The first part of the event includes tabling by Peer Educators Advocating Campus Health. Mikaela Amble and Dailly Mack, members of PEACH in their second year with the program, said they would try to make the event open and welcoming for students.

“We want people to be able to relate to it,” Amble said. “Some people aren’t really sure what their gender qualifies as or where they belong so we try to make it so they find at least one thing they can relate to when they talk to us or come play games with us.”

Part II begins Feb. 23 and coincides with National Eating Disorder Awareness Week. The nationwide week-long event will center around the theme of “I Had No Idea,” which will focus on the significance of early intervention and the unique experiences of each individual, according to the National Eating Disorder Information Center’s website.
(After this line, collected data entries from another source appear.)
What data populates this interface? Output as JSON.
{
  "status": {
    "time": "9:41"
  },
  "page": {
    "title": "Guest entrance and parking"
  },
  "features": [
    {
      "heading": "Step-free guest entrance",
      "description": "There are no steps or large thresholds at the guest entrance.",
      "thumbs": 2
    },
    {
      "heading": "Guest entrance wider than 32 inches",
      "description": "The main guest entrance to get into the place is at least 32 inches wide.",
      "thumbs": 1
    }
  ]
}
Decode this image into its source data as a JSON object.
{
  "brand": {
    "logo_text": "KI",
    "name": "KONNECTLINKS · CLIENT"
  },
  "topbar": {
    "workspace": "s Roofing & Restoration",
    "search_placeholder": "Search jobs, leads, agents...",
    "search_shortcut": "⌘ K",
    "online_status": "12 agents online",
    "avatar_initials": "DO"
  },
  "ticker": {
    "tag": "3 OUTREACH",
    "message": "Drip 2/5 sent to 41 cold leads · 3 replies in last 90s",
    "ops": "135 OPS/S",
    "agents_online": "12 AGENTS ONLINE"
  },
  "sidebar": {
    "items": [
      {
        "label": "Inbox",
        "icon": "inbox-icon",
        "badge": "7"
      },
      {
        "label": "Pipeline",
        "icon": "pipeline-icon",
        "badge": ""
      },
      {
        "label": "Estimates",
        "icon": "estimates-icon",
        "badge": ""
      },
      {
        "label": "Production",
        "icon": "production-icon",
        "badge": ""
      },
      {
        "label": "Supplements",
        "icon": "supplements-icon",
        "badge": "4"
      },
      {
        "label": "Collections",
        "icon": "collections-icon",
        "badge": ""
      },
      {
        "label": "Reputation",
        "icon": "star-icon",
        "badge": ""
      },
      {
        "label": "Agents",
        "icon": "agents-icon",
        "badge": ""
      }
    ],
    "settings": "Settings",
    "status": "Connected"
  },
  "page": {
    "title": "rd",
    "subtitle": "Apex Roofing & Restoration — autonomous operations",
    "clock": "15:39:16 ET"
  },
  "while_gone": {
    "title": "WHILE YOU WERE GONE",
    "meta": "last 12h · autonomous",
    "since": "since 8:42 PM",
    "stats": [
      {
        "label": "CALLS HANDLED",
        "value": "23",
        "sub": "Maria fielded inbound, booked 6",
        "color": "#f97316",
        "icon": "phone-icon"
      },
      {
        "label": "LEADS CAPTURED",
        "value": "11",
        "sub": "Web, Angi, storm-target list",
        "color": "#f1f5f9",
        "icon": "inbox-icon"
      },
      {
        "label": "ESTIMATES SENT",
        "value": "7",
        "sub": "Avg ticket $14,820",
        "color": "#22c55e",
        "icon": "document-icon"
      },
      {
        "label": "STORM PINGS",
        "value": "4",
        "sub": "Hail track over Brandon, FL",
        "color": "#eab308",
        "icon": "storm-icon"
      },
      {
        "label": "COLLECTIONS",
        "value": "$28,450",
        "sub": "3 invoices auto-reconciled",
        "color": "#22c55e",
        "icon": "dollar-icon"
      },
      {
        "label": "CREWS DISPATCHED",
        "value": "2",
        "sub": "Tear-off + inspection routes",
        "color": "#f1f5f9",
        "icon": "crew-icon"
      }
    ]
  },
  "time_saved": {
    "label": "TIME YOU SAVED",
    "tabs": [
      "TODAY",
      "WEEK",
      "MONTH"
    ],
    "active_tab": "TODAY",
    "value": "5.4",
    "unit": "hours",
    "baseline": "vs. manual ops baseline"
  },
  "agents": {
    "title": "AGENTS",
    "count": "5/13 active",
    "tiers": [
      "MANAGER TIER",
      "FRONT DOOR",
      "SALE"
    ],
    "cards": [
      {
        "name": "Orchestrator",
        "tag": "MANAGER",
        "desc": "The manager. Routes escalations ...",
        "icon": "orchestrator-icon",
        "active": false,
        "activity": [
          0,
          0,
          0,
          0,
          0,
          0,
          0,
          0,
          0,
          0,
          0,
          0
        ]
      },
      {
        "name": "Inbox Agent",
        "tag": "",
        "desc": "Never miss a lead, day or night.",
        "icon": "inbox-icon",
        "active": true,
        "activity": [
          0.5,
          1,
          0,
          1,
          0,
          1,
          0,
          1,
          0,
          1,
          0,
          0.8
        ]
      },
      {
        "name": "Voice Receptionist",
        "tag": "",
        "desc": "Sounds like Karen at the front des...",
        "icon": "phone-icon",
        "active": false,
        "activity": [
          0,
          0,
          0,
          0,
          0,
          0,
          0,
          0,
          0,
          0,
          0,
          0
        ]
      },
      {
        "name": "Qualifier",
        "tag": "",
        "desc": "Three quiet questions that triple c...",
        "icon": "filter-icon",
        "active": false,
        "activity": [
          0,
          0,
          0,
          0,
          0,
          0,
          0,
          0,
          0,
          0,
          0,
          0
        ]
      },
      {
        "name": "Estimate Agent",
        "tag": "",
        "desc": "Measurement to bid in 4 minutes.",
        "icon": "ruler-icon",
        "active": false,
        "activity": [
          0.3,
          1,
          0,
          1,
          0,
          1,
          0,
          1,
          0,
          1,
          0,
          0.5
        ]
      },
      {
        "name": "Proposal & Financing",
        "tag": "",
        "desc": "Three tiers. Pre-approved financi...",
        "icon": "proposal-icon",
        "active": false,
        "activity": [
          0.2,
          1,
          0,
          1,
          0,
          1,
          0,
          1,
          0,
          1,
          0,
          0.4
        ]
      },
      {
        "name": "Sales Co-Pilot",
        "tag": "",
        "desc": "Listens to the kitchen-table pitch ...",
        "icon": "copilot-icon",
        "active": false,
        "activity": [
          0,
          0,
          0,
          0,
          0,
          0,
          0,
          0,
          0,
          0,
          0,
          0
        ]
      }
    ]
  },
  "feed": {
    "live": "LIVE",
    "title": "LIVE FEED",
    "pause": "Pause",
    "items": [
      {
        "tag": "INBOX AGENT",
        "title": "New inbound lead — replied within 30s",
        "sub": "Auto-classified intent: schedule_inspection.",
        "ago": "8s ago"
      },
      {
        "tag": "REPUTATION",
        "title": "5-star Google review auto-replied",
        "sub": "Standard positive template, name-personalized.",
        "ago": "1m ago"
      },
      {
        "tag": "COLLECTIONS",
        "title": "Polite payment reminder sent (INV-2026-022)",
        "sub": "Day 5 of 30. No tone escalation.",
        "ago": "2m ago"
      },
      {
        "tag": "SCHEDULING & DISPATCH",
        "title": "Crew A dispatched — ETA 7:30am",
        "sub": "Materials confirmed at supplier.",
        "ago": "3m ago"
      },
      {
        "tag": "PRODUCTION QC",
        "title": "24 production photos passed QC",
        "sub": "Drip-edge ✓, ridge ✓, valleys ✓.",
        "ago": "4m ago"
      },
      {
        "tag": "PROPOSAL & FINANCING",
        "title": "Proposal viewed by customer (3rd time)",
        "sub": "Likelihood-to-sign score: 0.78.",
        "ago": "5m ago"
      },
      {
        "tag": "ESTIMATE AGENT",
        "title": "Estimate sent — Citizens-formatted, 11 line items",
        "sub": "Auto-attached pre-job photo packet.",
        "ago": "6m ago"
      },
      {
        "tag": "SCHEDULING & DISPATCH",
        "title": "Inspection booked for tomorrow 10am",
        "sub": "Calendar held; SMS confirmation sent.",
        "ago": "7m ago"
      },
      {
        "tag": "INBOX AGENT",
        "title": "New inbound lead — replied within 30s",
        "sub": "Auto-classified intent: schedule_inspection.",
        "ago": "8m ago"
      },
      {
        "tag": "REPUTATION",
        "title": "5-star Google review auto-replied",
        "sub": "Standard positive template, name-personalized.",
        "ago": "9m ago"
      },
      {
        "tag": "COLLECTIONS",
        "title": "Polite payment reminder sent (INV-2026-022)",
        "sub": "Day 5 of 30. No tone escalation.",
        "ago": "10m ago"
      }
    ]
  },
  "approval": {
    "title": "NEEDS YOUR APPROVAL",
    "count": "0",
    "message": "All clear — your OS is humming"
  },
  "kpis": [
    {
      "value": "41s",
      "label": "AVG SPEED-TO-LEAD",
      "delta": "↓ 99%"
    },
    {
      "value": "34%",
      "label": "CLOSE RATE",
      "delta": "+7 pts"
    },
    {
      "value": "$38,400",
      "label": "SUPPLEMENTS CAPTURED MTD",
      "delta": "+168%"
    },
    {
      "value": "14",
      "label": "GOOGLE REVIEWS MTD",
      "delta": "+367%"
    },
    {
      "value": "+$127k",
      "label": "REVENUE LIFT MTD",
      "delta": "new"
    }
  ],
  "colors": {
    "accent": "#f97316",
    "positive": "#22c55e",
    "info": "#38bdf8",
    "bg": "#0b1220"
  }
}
Scheduled activities for Love Your Body include tabling and four workshops including ‘Let’s Talk: About Beyonce and Body Image,’ ‘Body Positive Workshop’ and the highly regarded ‘Alter Ken and Barbie on the Plaza.’

“We have students use clay to mold Barbie to look more like themselves because Barbie and Ken are one image, but we want the Barbie’s to represent the diversity of the campus,” Gamboa said.

Love Your Body Part II will wrap up with Virgie Tovar’s workshop on Feb. 26. Tovar described the event as “an amazing tour-de-force” that will feature student discussions, writing activities and readings from her book “Hot & Heavy: Fierce Fat Girls on Life, Love & Fashion.”

“It’s going to be deep, fun, potentially awkward, but ultimately super provocative and educational,” Tovar said. “I want students to begin to really critically analyze diet culture and the way that it touches their lives. I want students to leave empowered to tell their own stories.”